Ao chegar, a “hostess” conferiu os documentos e entregou os quatro convites. Mas, em seguida, o segurança barrou os quatro e informou que não poderiam entrar por causa da idade e chamou o gerente. Segundo a jovem e um colega de 22 anos, que pediu anonimato, o gerente foi rude e mencionou diversas vezes a palavra perfil. “Nós imploramos para entrar”, ressaltou Júlia. O grupo ficou ainda mais triste quando eles viram dois homens de 20 anos entrarem com certa facilidade.

“Estávamos no nosso limite e não argumentamos”, ponderou o colega. Após a negativa, o grupo voltou para Betim, e Júlia, sem coragem de contar o motivo, teve que desmarcar a festa.

Simões informou que baseia o processo na Constituição, que determina que todos devem ser tratados da mesma maneira; no Código Civil, que prevê o término da menoridade aos 18 anos; na Lei da Injúria Racial Velada e no Código de Defesa do Consumidor. O pedido de indenização é de R$ 50 mil. “Lutamos por uma indenização justa, que sirva de punição para a boate”.

*A pedido da jovem, a reportagem não a identificou

Restrição não confirmada

A reportagem conseguiu localizar clientes assíduos da boate com menos de 21 anos. Uma jovem de 19 anos, que também pediu para não ser identificada, contou que entra no Chalezinho sem enfrentar problemas. “Vou às sextas-feiras. Neste ano, já fui quatro vezes e sou muito bem tratada”, afirmou.

Em contato com a casa pelo telefone, nenhum funcionário informou ter restrição em relação à idade. Também não há esse dado em peças publicitárias da boate no Facebook. (AD)

Resposta

Boate se coloca à disposição de cliente

O Clube Chalezinho, por meio da assessoria de imprensa, informou que não podia se posicionar sobre esse caso específico, porque não havia sido procurado antes para apurar e tomar as devidas providências sobre as alegações da cliente. Em nota, a casa ressaltou que “não há qualquer política discriminatória com base em gênero, religião e tampouco etnia”.

A boate se colocou à disposição para tentar solucionar o caso com a cliente e antecipou as desculpas, caso ela tenha se sentido insatisfeita com o atendimento.

Análise. Por ser um estabelecimento privado, o Chalezinho pode estabelecer regras, segundo o advogado especialista em direito do consumidor Bruno Burgarelli. Essas normas devem estar contidas, de maneira clara, em todos os materiais de divulgação da casa. Inclusive, quando houver reservas, o cliente precisa ser avisado. “Se não avisar, configura uma prática abusiva”, analisou. (AD)
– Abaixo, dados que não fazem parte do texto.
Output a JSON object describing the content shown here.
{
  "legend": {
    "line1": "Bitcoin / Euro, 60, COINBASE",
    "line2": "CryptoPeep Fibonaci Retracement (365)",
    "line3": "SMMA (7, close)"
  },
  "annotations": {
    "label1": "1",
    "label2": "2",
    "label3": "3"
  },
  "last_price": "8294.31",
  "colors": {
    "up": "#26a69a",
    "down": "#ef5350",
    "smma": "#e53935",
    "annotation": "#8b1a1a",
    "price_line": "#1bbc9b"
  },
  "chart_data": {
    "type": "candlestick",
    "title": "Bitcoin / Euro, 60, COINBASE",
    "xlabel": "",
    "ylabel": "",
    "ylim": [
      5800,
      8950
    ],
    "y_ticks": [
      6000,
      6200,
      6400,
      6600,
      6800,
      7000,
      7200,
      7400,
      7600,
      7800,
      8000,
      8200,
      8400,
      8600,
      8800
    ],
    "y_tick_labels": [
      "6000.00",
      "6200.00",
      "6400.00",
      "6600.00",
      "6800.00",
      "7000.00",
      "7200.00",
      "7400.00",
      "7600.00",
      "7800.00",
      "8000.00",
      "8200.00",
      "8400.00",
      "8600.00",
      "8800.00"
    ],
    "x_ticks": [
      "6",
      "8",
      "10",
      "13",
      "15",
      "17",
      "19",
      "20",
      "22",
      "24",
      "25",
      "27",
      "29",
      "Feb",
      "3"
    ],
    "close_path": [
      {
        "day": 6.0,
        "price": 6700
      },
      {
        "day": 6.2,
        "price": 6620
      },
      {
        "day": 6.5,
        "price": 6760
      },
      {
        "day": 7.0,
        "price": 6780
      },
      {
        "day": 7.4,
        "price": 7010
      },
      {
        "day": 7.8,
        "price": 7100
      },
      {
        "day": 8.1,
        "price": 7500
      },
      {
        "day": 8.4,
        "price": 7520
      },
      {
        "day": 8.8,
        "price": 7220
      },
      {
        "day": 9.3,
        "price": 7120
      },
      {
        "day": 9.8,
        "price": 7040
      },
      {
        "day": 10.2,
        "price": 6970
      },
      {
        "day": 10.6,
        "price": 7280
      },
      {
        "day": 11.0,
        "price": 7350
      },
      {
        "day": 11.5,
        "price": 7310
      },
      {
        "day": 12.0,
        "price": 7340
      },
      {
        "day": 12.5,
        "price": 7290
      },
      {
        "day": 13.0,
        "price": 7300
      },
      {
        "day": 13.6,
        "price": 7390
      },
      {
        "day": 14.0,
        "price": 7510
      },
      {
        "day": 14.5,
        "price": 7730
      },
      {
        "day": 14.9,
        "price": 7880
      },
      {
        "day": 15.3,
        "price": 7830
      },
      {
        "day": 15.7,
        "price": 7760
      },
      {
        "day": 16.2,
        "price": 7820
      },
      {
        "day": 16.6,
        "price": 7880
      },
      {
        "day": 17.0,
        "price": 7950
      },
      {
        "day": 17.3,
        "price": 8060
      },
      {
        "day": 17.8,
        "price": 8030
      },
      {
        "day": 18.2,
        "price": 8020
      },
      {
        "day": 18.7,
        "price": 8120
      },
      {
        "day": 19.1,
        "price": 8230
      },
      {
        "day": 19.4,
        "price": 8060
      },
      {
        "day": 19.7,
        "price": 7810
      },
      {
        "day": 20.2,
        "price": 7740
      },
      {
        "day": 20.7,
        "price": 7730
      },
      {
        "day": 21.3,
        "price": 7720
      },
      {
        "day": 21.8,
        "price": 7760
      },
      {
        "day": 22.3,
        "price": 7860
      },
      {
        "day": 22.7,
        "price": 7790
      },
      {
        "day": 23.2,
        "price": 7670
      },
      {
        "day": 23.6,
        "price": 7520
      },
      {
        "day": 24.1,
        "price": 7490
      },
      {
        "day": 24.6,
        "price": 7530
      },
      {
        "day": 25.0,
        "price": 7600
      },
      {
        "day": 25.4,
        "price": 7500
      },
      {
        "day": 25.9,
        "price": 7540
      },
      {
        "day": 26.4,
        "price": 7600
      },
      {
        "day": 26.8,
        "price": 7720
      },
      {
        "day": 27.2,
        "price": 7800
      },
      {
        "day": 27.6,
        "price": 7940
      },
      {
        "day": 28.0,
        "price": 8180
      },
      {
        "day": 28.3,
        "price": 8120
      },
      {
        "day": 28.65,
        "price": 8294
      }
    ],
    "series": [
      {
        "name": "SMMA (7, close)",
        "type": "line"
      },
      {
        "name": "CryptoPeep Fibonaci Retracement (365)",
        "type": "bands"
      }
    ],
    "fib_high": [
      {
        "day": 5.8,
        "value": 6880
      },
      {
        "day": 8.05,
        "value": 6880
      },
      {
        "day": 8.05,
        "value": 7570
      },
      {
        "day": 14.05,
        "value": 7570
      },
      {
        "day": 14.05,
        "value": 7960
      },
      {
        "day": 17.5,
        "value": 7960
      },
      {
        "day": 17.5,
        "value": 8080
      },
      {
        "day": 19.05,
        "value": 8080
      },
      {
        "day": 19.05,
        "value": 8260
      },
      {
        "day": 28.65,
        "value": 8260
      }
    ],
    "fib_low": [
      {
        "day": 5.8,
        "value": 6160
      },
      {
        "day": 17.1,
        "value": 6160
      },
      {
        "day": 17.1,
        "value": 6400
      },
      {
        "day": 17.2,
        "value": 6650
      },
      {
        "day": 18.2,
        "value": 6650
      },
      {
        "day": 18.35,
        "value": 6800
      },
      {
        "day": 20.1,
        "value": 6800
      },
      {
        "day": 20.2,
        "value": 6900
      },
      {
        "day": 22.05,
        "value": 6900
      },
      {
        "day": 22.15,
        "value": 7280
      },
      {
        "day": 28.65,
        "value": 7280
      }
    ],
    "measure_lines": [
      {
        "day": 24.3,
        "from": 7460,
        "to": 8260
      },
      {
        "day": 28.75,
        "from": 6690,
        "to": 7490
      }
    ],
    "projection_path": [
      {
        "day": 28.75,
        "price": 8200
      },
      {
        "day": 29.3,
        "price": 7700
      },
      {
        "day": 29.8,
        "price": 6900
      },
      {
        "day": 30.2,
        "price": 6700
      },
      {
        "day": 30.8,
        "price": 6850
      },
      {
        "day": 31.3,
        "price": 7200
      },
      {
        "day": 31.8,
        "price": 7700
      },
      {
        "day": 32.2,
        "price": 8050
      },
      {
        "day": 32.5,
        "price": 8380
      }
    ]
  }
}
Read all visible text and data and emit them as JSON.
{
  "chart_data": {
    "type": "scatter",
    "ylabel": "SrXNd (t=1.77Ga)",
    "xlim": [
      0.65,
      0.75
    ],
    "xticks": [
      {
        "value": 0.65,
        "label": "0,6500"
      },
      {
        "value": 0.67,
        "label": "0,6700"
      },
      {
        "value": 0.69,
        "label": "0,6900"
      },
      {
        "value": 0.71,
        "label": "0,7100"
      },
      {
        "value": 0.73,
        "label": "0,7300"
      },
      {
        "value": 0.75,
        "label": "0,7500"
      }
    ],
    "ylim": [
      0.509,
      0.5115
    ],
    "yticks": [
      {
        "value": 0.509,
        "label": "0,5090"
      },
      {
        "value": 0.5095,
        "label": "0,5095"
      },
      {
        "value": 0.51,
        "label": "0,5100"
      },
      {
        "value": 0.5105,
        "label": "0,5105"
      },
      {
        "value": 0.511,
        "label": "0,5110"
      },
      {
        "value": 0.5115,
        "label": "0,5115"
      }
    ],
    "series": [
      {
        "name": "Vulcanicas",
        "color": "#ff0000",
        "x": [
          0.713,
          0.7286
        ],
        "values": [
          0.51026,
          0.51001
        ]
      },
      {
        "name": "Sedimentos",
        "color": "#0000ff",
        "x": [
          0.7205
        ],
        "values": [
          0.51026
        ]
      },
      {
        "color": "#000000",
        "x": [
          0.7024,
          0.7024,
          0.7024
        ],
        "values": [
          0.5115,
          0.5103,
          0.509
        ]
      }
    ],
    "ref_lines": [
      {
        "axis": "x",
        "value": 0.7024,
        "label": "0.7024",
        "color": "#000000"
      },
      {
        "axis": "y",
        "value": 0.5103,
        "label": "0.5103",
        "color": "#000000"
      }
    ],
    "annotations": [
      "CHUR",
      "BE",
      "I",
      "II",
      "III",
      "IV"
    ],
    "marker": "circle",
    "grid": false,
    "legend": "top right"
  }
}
Confira a nota enviada pela assessoria de imprensa do estabelecimento à redação de O TEMPO

"Lamentamos ter que explicar o caso sem ter conhecimento de informações suficientes para entender o que de fato houve e até a existência de supostos ex-funcionários não identificados, mesmo após tentarmos contato com a cliente. Mas reafirmamos a inexistência de qualquer prática de discriminação com base em etnia, o que parece ter sido alegado. Nossas restrições de entrada tem critérios objetivos tais como programas de fidelidade, serviços adquiridos, vestimentas (camisetas de time, chinelos, etc), entre outros, abertamente divulgados e disponíveis para consulta de nossos frequentadores. Mais uma vez, nos desculpamos de antemão se a cliente não foi atendida com propriedade. Estamos abertos a buscar a solução para o episódio e apresentar o funcionamento da casa para quem estiver genuinamente interessado no esclarecimento dos fatos."